Ask the revenue or municipal office for a certified copy of the mutation order and the latest record extract. While the online record catches up, this certified order and extract usually serve as interim proof of your ownership for a bank, buyer or sub-registrar, so the digitization delay does not stall your loan, sale or registration work.
How long does it take for an approved mutation to show online?
It varies by state, office and backlog, so treat any figure cautiously. A digitization or correction can take a few weeks once you apply in writing and it is acknowledged. Keep a dated log of every application, visit and RTI, and if the office crosses a reasonable time, escalate up the department and then lodge a grievance on your state's revenue or municipal grievance or CM helpline portal, since land and municipal records are state subjects.
Should I go to a consumer forum because the record is not updated?
Generally no. Maintaining the land and municipal record is a statutory function of the state, not a service you purchased, so consumer forums usually do not fit. The right routes are a digitization or correction request to the office, escalation to the Tehsildar, SDM, Collector or municipal commissioner, and a grievance on your state's revenue or municipal grievance or CM helpline portal if the office does not act, since these records are state subjects.
Is the mutation actually complete, or only applied for?
Check what you are holding. An approval order, slip, SMS or counter receipt that records the mutation as passed means it is complete and the issue is the online update. If you hold only an application receipt, the change may still be pending, which is a different problem. Confirm the status in writing, or through an RTI, before deciding which step to take next.
Clear next steps
- Find your mutation order, slip or SMS and note its reference number and date.

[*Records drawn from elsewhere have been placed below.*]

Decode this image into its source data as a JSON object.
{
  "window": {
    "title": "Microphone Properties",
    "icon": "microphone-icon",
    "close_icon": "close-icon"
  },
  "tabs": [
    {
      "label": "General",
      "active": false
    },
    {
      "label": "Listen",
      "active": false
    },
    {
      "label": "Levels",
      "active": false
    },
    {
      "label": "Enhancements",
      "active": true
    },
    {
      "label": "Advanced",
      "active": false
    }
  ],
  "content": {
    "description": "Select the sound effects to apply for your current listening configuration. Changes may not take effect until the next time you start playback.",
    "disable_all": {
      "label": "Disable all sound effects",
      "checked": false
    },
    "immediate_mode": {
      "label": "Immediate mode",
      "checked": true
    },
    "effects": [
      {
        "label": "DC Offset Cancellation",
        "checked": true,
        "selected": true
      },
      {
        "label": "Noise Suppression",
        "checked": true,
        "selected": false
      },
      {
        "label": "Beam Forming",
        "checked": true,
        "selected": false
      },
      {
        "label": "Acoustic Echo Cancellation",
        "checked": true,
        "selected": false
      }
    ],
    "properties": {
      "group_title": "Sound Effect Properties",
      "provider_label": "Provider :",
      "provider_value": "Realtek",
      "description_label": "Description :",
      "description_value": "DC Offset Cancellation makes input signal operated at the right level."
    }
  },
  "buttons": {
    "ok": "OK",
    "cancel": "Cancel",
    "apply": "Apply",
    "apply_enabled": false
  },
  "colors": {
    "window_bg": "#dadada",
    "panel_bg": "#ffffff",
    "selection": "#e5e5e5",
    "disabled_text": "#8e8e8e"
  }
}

- Search the state land-records or municipal portal and save dated screenshots of what it shows.
- Draft a written digitization or correction request to the office that passed the mutation, and get it acknowledged.
- Draft an RTI to the State PIO for a certified copy of the order and the reason for the online delay.
- Note today's date and every timeline so you can escalate to the Tehsildar or commissioner, and then your state grievance or CM helpline portal, if there is no response.